Keywords: type systems, type theory, continuous relaxation, numerical optimization, machine learning, neural networks
TL;DR: We present an algorithm that transforms a type inference problem to a joint optimization that allows us to combine classic type rules and learning in a sound way that guarantees type correctness.
Abstract: Optionally typed dynamic languages can permit multiple valid type assignments. When this happens, developers can prefer one valid type assignment over another because it better reflects how they think about the program and the problem it solves. Natural type inference (NTI) uses natural language text within source code, such as identifiers, to help choose valid programming language types. A growing body of techniques has been proposed for NTI. These techniques predict types; they seek to return natural type assignments (assignments that reflect developer preferences) while striving for correctness. They are empirically effective, but they are not sound by construction: they do not leverage programming language theory to formalize their algorithms and show correctness and termination. Filling this foundational gap is the purpose of this paper. We are the first to present a detailed algorithm for NTI that is validated with theorems and proofs.

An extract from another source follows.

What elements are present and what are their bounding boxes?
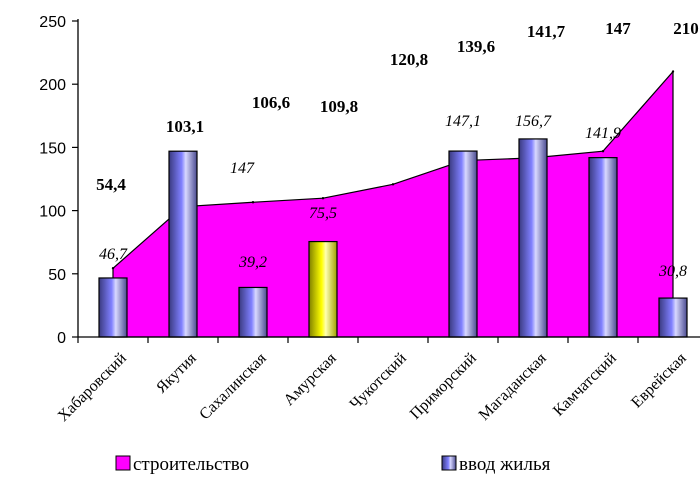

Valid type assignments obey logical constraints arising from type rules; natural type assignments obey natural constraints arising from the natural language text associated with a variable and its uses.The core intuition of this work is that logical and natural constraints can interact to speed finding a type valuation that 1. type checks (satisfies the logical constraints) and 2. is most natural.We formulate NTI as a joint optimization problem. To do this, we define a numerical relaxation over boolean logical constraints that give us a condition that we treat as a hard constraint, while simultaneously we minimize distance from natural constraints, which we treat as soft constraints for our optimization problem. Our main result, the first formal proof of soundness for natural type inference, is that our algorithm always terminates, either with an error or with a tuple that is guaranteed to be a type signature for its input.